02.04.2008 um 22:14 Uhr

einfallslos und müde

von: grenzgaenger   Kategorie: endspurt

 

kurze pause. sechs seiten. ist zu wenig. eine geht noch. muss. müde. kaputt, konzentration weg, aber herrjeh, ich werde es morgen bereuen, wenn ich jetzt aufstehe. also: eine stunde noch. das sollte hinhauen. bitte.

deswegen, jetzt gleich hier, genau, das übliche.

 

zu viel:

ach watt weiß ik denn. ist doch eh wurscht. wen interessiert das. frust vielleicht. ja genau. zuviel frust. meine frusttoleranzlatte tendiert bezüglich ihrer höhe zwar gegen unendlich, aber das ist jetzt bald erreicht. ich kann verdammt noch mal nicht mehr wirklich. egal. hier kommt mir ja zur abwechslung mal meine fähigkeit, mich selbst bis aufs messer quälen zu können, zugute.

 

zu wenig:

ZEIT. ZEIT. und nochmal: ZEIT. schlaf. erholung. ruhe. freizeit. bewegung. luft. freude am leben. und und und.


gar nicht:

gscheites essen - wie immer halt.

 

erfreunis des tage:

ein sehr sehr nettes kompliment. danke.


erkenntnisse des tages:

kein wunder, daß mein kühlschrank aussieht, als wäre er voll. ich stelle seit ca. drei wochen die leeren landliebejoghurtgläser wieder rein und schiebe sie nach hinten durch anstatt sie mal artgerecht zu entsorgen.

man kommt auf sagenhaft dumme ideen im endrausch. ich sowieso. ich habe mir einen strauß gelber tulpen gekauft. hallo? sag mal, gehts noch?


countdown. es sind noch:

13 tage

leider immer noch ca. 25 seiten. ja. jaha.

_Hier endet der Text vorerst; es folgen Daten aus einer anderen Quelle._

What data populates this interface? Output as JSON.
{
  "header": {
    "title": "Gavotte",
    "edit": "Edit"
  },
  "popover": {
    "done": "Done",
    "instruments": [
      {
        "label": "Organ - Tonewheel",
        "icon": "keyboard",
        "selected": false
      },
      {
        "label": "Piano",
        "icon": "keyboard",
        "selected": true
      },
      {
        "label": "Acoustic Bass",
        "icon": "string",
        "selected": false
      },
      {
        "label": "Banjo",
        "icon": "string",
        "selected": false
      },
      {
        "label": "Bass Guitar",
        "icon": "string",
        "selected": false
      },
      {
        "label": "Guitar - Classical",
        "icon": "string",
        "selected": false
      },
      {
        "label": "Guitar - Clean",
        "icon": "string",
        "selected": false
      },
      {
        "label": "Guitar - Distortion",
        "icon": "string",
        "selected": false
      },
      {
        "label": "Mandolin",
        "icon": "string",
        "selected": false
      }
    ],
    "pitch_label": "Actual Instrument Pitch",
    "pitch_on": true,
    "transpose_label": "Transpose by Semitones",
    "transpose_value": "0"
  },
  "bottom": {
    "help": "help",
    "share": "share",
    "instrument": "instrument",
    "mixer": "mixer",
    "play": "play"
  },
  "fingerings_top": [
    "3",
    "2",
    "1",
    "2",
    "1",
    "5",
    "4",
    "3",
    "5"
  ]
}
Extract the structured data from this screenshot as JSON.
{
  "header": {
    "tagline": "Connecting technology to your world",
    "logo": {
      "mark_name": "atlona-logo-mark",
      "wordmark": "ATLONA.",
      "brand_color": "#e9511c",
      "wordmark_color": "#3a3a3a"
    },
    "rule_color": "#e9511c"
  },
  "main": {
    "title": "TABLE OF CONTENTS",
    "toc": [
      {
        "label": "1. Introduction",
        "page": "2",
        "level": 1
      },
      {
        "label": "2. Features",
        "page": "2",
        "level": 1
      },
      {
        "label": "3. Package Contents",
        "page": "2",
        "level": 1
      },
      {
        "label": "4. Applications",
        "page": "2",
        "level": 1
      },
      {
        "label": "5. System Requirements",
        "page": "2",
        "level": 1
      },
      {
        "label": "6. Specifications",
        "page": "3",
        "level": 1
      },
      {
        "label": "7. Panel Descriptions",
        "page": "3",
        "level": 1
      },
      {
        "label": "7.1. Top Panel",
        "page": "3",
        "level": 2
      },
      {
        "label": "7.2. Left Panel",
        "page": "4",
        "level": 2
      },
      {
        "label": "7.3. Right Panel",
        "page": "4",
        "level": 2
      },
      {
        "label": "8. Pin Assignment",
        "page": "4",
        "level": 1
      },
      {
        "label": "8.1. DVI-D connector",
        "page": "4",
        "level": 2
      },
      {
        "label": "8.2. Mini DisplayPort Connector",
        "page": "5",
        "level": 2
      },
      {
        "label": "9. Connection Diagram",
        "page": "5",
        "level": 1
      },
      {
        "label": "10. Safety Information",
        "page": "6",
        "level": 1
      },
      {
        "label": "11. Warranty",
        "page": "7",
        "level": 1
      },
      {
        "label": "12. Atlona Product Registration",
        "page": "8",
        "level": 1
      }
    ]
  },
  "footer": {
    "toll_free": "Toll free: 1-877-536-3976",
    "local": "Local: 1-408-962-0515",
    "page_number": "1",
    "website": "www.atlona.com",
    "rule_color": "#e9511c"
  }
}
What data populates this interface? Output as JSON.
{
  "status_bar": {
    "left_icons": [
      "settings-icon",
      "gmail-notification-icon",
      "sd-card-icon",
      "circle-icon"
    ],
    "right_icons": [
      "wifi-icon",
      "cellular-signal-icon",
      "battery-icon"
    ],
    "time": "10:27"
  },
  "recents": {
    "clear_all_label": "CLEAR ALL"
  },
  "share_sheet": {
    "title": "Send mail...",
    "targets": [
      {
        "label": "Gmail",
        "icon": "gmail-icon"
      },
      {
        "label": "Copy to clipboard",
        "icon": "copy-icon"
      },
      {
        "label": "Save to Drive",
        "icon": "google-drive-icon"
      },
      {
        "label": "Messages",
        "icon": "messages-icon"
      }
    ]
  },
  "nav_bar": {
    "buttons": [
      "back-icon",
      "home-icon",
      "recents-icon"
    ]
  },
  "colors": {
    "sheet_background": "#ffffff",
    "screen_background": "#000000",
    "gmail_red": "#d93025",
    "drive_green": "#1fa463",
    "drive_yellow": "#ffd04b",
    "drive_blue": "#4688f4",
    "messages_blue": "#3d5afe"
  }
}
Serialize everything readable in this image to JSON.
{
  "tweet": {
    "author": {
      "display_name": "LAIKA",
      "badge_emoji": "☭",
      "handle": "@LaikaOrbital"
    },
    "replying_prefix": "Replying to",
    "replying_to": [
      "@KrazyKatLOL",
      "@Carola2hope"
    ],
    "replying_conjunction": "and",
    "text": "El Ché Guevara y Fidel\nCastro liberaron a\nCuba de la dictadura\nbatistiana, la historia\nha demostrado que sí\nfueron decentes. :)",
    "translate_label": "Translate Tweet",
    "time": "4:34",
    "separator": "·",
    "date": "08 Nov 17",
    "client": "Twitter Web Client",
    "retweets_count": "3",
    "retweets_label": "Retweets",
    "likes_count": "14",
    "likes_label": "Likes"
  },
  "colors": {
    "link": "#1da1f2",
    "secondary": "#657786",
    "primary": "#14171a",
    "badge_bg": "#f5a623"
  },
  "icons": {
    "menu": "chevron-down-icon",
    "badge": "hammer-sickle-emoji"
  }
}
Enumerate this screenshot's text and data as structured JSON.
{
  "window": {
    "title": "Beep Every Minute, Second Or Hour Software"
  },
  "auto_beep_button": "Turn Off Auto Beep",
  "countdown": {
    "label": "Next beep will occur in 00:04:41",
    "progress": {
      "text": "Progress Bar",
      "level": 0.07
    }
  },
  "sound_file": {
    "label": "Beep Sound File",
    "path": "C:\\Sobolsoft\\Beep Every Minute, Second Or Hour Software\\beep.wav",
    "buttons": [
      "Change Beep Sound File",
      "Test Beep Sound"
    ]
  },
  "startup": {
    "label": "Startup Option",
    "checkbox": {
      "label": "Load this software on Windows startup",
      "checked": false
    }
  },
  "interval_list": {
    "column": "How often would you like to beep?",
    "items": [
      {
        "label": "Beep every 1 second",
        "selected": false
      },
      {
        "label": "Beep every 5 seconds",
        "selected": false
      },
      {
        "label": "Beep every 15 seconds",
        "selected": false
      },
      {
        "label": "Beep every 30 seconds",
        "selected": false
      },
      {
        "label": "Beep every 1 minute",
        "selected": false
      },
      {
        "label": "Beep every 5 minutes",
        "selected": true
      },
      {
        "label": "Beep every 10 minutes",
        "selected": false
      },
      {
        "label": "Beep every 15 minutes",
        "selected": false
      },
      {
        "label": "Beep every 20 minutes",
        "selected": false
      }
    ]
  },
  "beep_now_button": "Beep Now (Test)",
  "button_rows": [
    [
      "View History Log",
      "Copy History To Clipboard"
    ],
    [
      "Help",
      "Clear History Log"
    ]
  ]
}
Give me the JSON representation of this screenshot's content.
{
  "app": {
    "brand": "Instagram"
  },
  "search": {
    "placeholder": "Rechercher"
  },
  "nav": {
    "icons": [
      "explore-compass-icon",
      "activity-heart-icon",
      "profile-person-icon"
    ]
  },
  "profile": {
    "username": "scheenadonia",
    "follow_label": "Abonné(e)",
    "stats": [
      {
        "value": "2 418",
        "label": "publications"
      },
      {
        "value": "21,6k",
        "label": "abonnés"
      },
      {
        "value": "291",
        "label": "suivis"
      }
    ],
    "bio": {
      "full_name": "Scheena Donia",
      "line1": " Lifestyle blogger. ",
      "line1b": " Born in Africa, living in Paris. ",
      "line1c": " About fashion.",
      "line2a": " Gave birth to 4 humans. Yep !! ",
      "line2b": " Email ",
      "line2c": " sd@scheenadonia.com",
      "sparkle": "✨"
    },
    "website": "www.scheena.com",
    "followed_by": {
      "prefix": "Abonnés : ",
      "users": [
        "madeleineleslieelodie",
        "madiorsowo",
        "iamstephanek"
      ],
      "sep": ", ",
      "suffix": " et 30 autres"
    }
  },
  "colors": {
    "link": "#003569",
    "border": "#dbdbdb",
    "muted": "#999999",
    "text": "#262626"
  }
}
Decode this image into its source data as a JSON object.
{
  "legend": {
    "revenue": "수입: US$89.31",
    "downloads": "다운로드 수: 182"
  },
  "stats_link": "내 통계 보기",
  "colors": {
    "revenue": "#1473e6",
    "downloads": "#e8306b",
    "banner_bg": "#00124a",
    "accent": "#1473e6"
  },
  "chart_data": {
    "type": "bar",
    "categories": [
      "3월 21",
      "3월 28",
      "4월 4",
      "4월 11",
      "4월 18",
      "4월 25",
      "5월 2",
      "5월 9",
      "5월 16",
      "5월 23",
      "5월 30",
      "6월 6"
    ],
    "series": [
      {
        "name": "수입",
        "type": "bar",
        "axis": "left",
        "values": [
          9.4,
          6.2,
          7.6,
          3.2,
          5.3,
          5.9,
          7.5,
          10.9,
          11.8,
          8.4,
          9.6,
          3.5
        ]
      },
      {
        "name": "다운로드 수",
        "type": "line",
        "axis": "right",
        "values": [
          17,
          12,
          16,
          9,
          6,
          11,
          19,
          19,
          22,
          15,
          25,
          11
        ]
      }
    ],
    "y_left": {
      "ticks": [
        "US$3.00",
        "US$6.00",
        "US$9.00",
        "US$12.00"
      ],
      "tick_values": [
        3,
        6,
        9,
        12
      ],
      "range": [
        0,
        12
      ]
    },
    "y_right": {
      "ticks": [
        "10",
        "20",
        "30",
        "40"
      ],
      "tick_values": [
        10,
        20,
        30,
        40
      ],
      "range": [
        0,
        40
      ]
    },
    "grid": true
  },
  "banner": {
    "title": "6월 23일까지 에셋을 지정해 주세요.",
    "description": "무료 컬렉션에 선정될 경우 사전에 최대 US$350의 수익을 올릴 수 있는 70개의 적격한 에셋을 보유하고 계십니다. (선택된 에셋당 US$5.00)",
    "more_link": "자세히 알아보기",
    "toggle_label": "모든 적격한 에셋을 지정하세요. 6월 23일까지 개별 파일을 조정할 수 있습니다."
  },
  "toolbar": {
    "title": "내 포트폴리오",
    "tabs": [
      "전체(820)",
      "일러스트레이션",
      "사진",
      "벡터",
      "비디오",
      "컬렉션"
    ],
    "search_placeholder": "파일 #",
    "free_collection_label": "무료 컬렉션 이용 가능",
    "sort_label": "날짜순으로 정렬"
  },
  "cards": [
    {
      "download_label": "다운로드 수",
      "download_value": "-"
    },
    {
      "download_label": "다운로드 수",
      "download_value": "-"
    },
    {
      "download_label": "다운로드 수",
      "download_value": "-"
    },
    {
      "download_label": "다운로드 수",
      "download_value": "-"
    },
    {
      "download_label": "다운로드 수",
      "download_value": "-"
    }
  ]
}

JADOCH. verschätzt. wie seit vier jahren. für was mach ich den scheiß hier eigentlich?

immer noch: kürzen, feinkorrektur

sämtliche kraut-und rüben-verzeichnisse zu machen. der abgrund wird größer, breiter, tiefer. ich glaube, ende der woche springe ich freiwillig rein.

02.04.2008 um 13:30 Uhr

dumme fehler geistiger größen

von: grenzgaenger   Kategorie: endspurt

 

auch geistigen größen unterlaufen fehler. sehr dumme fehler in diesem fall. nein, ich meine nicht mich. zur abwechslung mal. sondern die herrschaften, deren ozonzeitreihenanalyseergebnisse ich seit geraumer zeit versuche, zu verstehen. mit betonung auf versuche. kein wunder.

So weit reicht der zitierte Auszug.